When we say we work hard, where does the "hard" come from?
Work is neither hard nor soft. The mind is hard or soft. For one person, making an apple pie is a grueling exercise in perfectionism. For another, it's a meditation.
As a teenager, I worked all summer on a farm. When storm clouds threatened, we worked 12 hours straight to bring in the hay before it rained. Throwing 75 lb. hay bales into a moving wagon hour after hour is as "hard" as any work you'll find. But we loved it. Our bodies sweated off fat, our muscles were toned, and it was the perfect workout to prepare us for football camp in the fall. Laboring in those rolling fields under the blue sky and mountainous clouds of Pennsylvania summer, we were ecstatic.
My friend Scott Hague is a professional artist. Here's his experience of "work":
"I sit and mix some colored oils together with a hair-tipped stick, then I touch that brush to canvas, leaving a thin film of paint. I guess you could say I work soft. Yet I painted intensely for six hours today. Hard or soft?"When I was a Merchant Marine cadet officer in a summer internship, I got a job on a freighter to West Africa. In Dakar, Senegal, I witnessed racist oppression by white officers. They disdained and verbally abused the African longshoremen. You could cut the atmosphere of imperialism with a knife. Yet these depressed lethargic workers didn't perform much actual work at all, which only invited more disdain from the American officers. The officers gave them no physical abuse. It was all psychological.
When my turn came to supervise, the black crew leader whispered, "Boss man, let us do it the African way!" I didn't know it, but this was against the captain's rules. I said, "Why the hell not? Go ahead. Do it the African way."
Immediately the workers energized, they smiled, they hunkered their shoulders into the weight of a massive crate. Then they began to sing.
Chanting rhythmically, they danced their labor. On every fourth beat they heaved the crate across the deck, until that dance team deftly positioned it under the crane that lowered the crate into the ship's hold. Crate after crate danced across the deck like that. Work became music.
The captain was furious, I didn't know why. But in retrospect, I get it now. For a few hours, I allowed a handful of African workers to dispel the aura of empire.

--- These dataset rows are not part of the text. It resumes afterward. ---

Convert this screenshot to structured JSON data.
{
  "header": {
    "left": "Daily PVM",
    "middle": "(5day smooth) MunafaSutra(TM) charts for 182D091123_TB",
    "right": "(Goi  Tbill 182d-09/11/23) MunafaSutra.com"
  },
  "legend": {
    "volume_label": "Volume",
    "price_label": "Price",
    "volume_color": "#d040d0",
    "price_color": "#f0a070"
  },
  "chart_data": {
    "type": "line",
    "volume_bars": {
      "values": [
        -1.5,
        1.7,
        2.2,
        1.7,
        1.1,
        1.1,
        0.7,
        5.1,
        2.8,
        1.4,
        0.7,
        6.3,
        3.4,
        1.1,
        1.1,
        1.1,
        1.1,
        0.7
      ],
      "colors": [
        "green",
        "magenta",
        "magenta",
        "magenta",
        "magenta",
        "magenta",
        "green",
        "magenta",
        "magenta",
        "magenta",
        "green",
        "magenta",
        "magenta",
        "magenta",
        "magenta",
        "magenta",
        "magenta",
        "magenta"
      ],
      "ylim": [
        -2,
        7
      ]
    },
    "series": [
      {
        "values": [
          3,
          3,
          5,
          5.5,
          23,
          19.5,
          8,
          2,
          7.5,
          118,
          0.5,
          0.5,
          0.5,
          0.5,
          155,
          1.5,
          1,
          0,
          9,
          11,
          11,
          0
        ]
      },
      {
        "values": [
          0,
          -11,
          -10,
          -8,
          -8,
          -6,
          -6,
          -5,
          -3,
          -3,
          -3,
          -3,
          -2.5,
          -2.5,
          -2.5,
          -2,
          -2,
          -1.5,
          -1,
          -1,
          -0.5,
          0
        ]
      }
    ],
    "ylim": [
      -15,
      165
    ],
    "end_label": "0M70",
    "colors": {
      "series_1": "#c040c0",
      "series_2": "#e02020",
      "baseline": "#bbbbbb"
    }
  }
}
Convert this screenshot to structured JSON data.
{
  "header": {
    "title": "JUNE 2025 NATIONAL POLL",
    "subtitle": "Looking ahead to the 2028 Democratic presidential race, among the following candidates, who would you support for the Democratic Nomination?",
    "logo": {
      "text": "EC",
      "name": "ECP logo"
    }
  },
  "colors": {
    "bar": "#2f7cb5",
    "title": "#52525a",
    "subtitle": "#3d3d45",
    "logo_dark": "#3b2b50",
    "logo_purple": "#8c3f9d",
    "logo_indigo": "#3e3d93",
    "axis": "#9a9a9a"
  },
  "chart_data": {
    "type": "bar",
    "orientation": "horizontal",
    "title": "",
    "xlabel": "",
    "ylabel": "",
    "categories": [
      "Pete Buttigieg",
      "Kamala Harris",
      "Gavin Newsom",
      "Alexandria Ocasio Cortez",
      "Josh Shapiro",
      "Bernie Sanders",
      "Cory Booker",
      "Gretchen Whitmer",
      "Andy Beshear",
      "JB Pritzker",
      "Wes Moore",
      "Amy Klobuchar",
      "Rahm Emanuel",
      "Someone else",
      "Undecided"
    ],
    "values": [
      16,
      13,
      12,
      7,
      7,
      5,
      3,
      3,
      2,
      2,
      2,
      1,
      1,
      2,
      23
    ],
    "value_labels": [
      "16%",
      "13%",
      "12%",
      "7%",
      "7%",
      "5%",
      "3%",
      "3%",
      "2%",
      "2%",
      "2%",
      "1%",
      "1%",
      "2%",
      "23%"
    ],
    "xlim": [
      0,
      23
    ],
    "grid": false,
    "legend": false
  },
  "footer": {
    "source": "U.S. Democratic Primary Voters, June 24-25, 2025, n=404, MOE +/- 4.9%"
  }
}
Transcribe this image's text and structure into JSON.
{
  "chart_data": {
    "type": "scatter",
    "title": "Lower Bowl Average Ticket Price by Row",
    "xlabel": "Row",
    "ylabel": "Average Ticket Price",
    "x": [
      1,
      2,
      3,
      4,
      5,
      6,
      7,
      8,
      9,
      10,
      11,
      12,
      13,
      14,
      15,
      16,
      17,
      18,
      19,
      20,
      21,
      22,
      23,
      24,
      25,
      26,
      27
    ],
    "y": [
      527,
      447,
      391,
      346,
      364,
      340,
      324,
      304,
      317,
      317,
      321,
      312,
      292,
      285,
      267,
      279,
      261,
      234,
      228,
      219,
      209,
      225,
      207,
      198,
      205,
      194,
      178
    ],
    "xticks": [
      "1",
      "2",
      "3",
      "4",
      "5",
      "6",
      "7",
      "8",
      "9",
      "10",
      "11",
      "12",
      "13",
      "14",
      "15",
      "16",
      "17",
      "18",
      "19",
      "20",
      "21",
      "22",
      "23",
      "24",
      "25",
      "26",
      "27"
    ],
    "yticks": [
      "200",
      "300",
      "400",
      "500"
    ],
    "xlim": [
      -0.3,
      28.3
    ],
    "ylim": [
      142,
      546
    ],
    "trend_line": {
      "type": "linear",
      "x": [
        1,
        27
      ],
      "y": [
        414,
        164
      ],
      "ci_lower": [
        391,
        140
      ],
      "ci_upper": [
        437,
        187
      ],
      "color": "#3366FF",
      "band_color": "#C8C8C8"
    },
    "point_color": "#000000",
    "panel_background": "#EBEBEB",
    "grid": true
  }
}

I observed the same kind of work-song on little ferries in the harbor of Freetown, Sierra Leone. Hawking cold treats of frozen milk and honey, the merchant chanted, the passengers sang a reply: classic call-and-response singing, just like you'd find in an African-American church. What they were singing in their language I didn't know, but I think it was something like this:
"Frozen honey milk, 50 cents!" / "Hey that's too much, too much!"I honestly couldn't tell the difference between work and celebration. But here in America, I've seen people sit at desks all day, doing little or nothing but complain about their work. The problem is not that our work is hard, but that our work is meaningless.
"Frozen honey milk, 45 cents!" / "Hey that's too much, too much!"
"Frozen honey milk, 35 cents!" / "Hey that's too much, too much!"
It won't be economists, but musicologists, who reconnect us to the meaning of work. It won't be politicians, but dancers, who teach our community the mysterious rhythm and melody of labor.